Goldman Sucks, renegade company of the century, reported earnings after the close that were LESS than the amount of money they received via AIG (tax payer money). Let me state that another way… had Paulson not arranged to shoot taxpayer money to AIG that he knew would be funneled to GS, then GS would have lost money in the first quarter, and that’s with marking assets to fantasy.
And I’m going to say this again… you can pump every last cent in the world into the banks but that will not improve economic conditions a single iota, not one. Quite the opposite. Too little liquidity has never been an issue! Too much liquidity is the real issue, it has enabled more debt than there is income to service. That’s the problem. Far too much optimism as is usual during a bear market rally based upon intervention, lies, and manipulation.
Today we closed with the DOW down 25 points, the S&P was up .25%, the NDX was down .27%, and the RUT was flat, producing an inside hammer.
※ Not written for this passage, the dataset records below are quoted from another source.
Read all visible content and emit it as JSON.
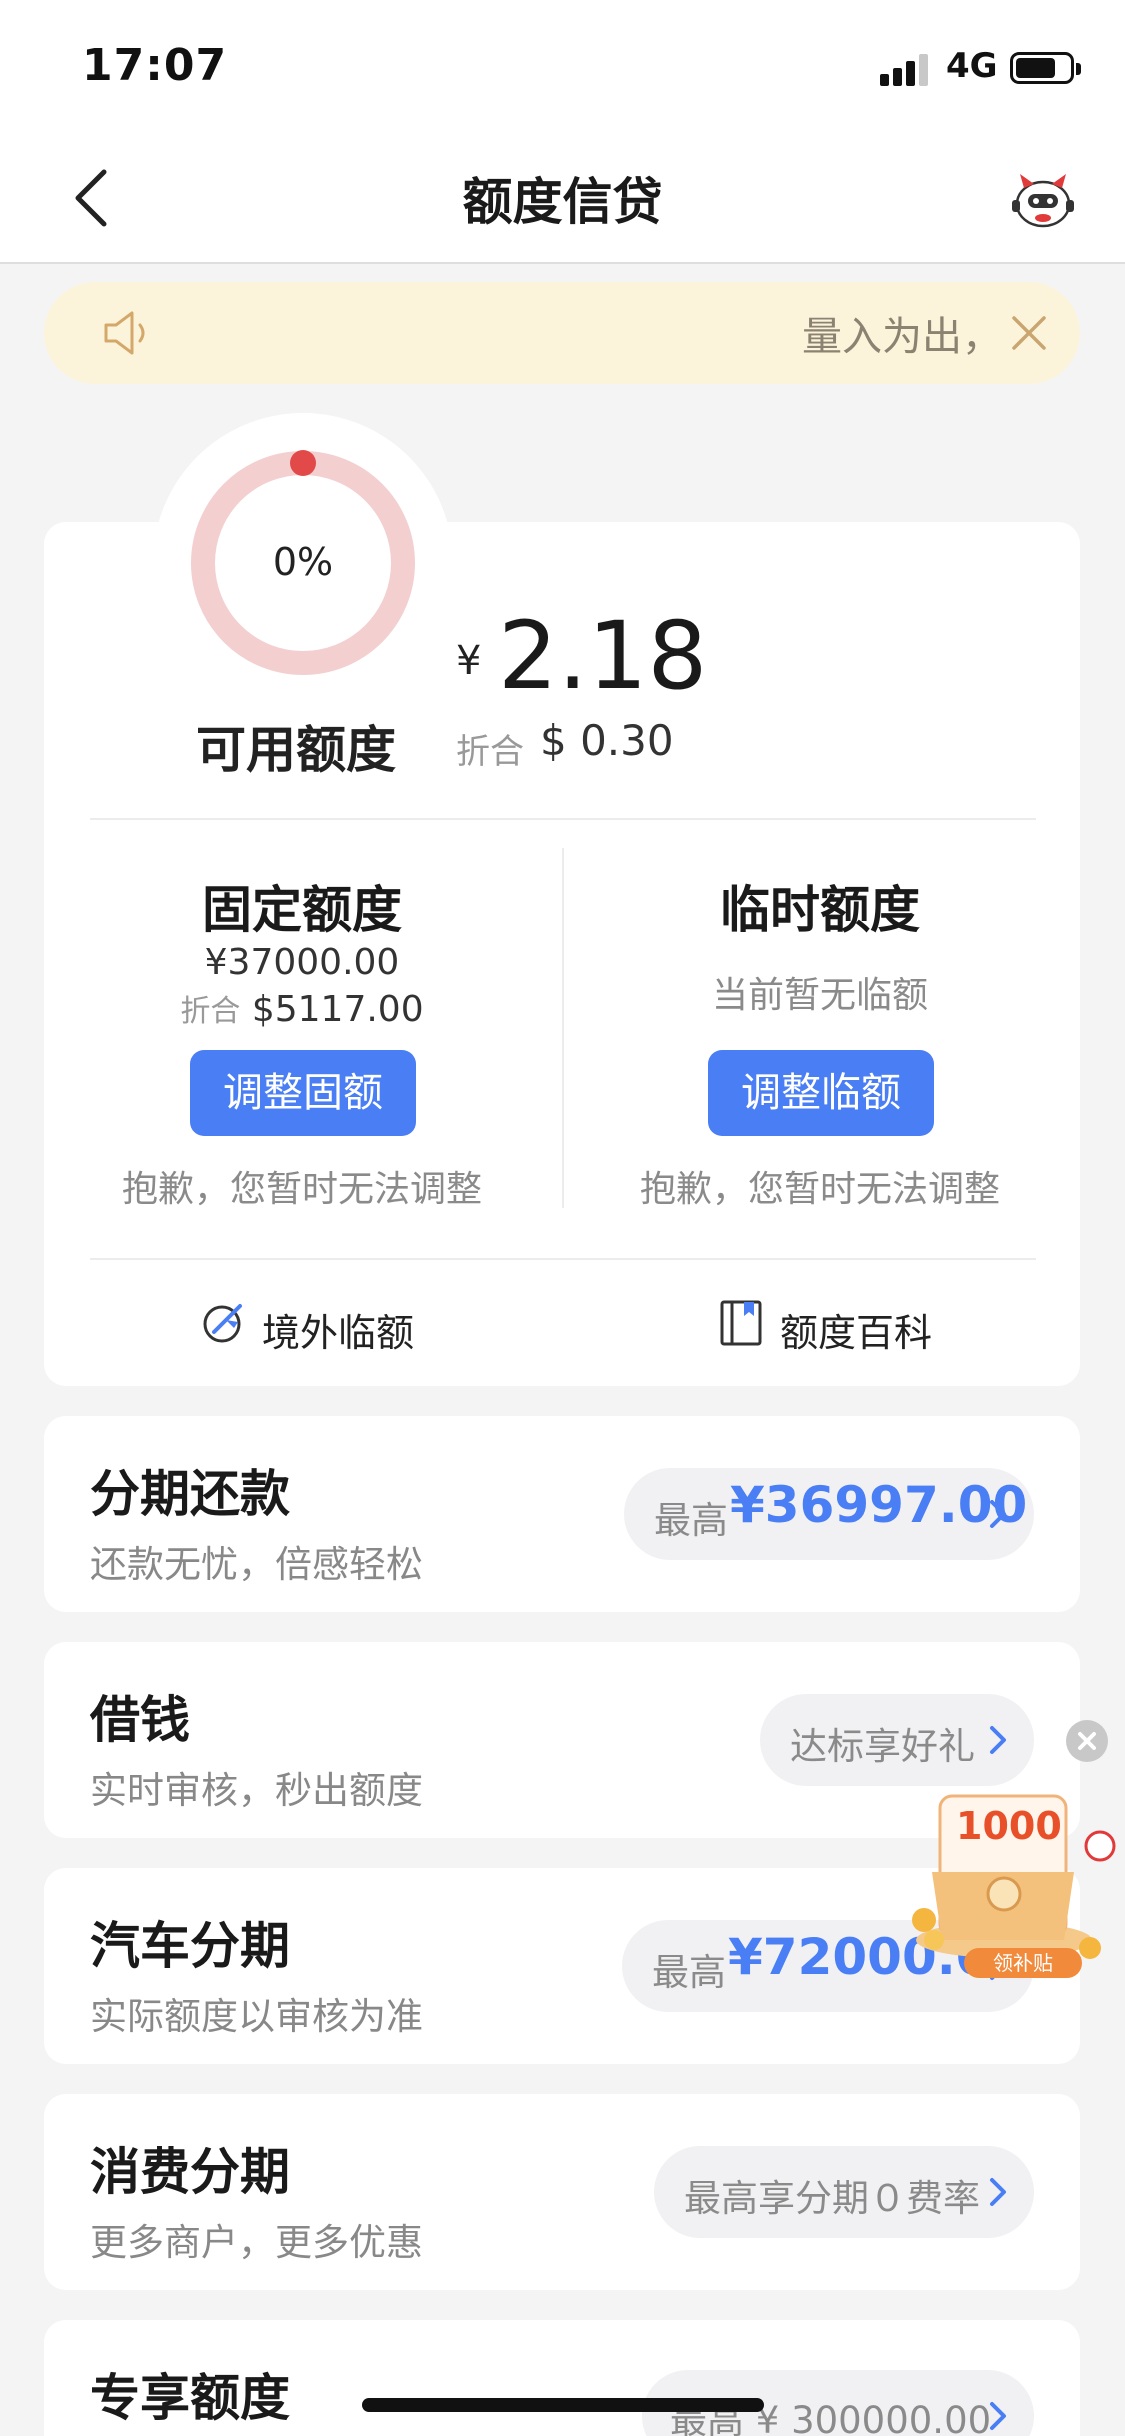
{
  "status_bar": {
    "time": "17:07",
    "network": "4G",
    "battery_level": 0.75
  },
  "header": {
    "title": "额度信贷",
    "back_icon": "chevron-left-icon",
    "mascot_icon": "mascot-icon"
  },
  "notice": {
    "text": "量入为出，",
    "speaker_icon": "speaker-icon",
    "close_icon": "close-icon"
  },
  "credit": {
    "usage_percent": "0%",
    "usage_fraction": 0.0,
    "available_label": "可用额度",
    "currency_symbol": "¥",
    "available_amount": "2.18",
    "converted_label": "折合",
    "converted_value": "$ 0.30",
    "colors": {
      "ring_track": "#f3cfcf",
      "ring_dot": "#e24a4a",
      "button": "#4a7ef4"
    }
  },
  "fixed_limit": {
    "title": "固定额度",
    "amount": "¥37000.00",
    "converted_label": "折合",
    "converted_value": "$5117.00",
    "button_label": "调整固额",
    "note": "抱歉，您暂时无法调整"
  },
  "temp_limit": {
    "title": "临时额度",
    "status": "当前暂无临额",
    "button_label": "调整临额",
    "note": "抱歉，您暂时无法调整"
  },
  "tools": [
    {
      "label": "境外临额",
      "icon": "globe-plane-icon"
    },
    {
      "label": "额度百科",
      "icon": "book-icon"
    }
  ],
  "products": [
    {
      "title": "分期还款",
      "subtitle": "还款无忧，倍感轻松",
      "pill_label": "最高",
      "pill_value": "¥36997.00"
    },
    {
      "title": "借钱",
      "subtitle": "实时审核，秒出额度",
      "pill_label": "达标享好礼",
      "pill_value": ""
    },
    {
      "title": "汽车分期",
      "subtitle": "实际额度以审核为准",
      "pill_label": "最高",
      "pill_value": "¥72000.00"
    },
    {
      "title": "消费分期",
      "subtitle": "更多商户，更多优惠",
      "pill_label": "最高享分期０费率",
      "pill_value": ""
    },
    {
      "title": "专享额度",
      "subtitle": "",
      "pill_label": "最高 ¥ 300000.00",
      "pill_value": ""
    }
  ],
  "promo": {
    "amount": "1000",
    "button": "领补贴",
    "icon": "red-envelope-gift-icon"
  }
}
Internally advancers were 18 to 13 on the NYSE and evenly split on the Nasdaq. 67% of the volume was up on the NYSE and the number of new lows increased from zero to nine. The VIX rose 3.5%.
Here’s a 20 day 30 minute chart of the SPX. On Thursday, last week, I showed this potential ending diagonal and mentioned that we may rise a little to about 865, and that’s exactly what we did today. If pattern is valid, this was probably the high for now. I would not stick around short, however, on a move above this formation. The stochastic is a broken record, severely overbought on all timeframes up to weekly. Oh, and the RSI divergences are back:
The SPX daily produced a near hanging man/ near hammer. Overbought stochastic and you can see the potential ending diagonal:
The DOW daily shows the same candle only red. Right on the 100dma, on lower volume, and overbought:
The Transports produced a perfect red hammer, but it’s inside which degrades the reliability as a reversal indicator. It, too, was on lower volume. The RUT produced an almost identical candle as this one:
The XLF is just nuts – it’s just more partying on taxpayer money. They are not healing, they are stealing. Heck, making money long on GS is worse than making money on tobacco companies – bleck… pfst… you’d have to spit the foul taste out your mouth and shout 3 Hail Mary’s! Impressive candle today, though, still above the upper Bollinger, but on diminishing volume – the volume also came down on IYR:
The Put/Call ratio closed at .67… every time it’s closed this low recently, it has marked at least a short term top. One of these times it’s going to mark a top that will at least produce a reasonable pullback. This is very likely that spot:
So, overall the odds favor a decline, especially if that ending diagonal confirms. However, I wouldn’t stick around on a break above. Allow the banks to take excessive risks, fail, get bailed out by taking hundreds of billions of taxpayer money, pressuring accounting changes, diverting AIG funds, and then report profits is just enough to make me want to lose my lunch. These corporations are out of control, the central banking function needs to be returned to its rightful owners, the people. Goldman Sucks is the renegade of the century, and thus has prompted a return of Styx – hey, I like ‘em and didn’t have the time to search for something better! I do take requests, but you need to provide a youtube link, I’m investing too much of my time in these!
By the way… I am being told that I will be getting Martin Armstrong’s latest expose’ either late tomorrow or on Wednesday. I have been reminded to remind everyone that he is doing his calculations on his cycle dates by hand. If you noticed a discrepancy in his papers, as I did, that he was talking March earlier and then April 19th, he confirms that April 19th is the correct calculation. Get this… he has agreed to take questions and will answer them via a go between, so get your questions ready! It will take about a week to turn around answers. Hey, who’s the renegade really?